Il y a pourtant un énorme déséquilibre entre les bienfaits et les problèmes engendrés par cette technologie galopante. Une récente enquête commissionnée par le gouvernement américain (2) démontre deux façons que l’IA pourrait poser des menaces existentielles pour les êtres humains. Le gouvernement canadien semble indifférent aux conclusions de cette étude. Le pourquoi de cette tribune libre.

L’accélération exponentielle des développements de l’IA nous donne peu de temps à réagir de façon humaine, elle exige un peu de silence et puis de réflexion et de discussion. C’est ce que je cherche à provoquer.

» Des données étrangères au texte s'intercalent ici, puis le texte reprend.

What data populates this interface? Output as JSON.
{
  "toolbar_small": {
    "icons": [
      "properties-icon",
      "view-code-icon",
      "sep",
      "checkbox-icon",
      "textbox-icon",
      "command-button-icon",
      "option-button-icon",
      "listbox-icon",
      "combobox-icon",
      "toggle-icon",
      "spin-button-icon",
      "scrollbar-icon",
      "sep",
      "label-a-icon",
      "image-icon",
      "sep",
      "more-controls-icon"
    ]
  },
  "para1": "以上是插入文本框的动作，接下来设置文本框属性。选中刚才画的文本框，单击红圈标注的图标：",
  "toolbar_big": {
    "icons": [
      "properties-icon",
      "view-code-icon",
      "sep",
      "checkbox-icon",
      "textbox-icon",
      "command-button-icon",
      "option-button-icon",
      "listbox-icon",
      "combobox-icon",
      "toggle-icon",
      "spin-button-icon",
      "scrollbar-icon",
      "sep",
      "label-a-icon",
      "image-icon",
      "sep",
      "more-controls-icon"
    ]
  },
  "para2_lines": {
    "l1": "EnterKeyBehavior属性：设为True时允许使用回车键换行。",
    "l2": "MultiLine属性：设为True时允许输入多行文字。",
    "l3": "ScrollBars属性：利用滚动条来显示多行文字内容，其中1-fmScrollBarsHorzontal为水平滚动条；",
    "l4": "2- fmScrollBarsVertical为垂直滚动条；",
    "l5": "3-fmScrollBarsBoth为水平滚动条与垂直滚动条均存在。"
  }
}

Étant bien du même avis qu’Aurélien Barrau « …nous tentons de créer un virus et son vaccin. Peut-être eut-il été raisonnable de renoncer au pathogène… » (3), je propose quatre tribunes libres à ce sujet.

L’un des mythes les plus pernicieux du numérique est qu’il est, on ne sait trop comment, sans poids et immatériel (4). « L’IA est brutalement énergivore!… Les technologies d’informations et communications (TIC) consomment environ 10 % de l’électricité mondiale – soit l’équivalent de 100 réacteurs nucléaires… » ; au troisième rang après la Chine et les É.-U. comme consommateur d’électricité… et représente 4 % des gaz à effet de serre (GES) mondiaux (5). Ces données étant de 2019,

on prévoit qu’elles auront doublé par 2025. En 2023, 63 % de la production mondiale d’électricité provient des énergies fossiles. Toujours en 2023, malgré une augmentation spectaculaire de 50 % du photovoltaïque et éolien des énergies dites renouvelables, la consommation d’énergie fossile reste plus élevée que jamais. « L’histoire de l’énergie n’est pas celle de transitions, mais celle d’additions successives des nouvelles sources d’énergies primaires. » (6)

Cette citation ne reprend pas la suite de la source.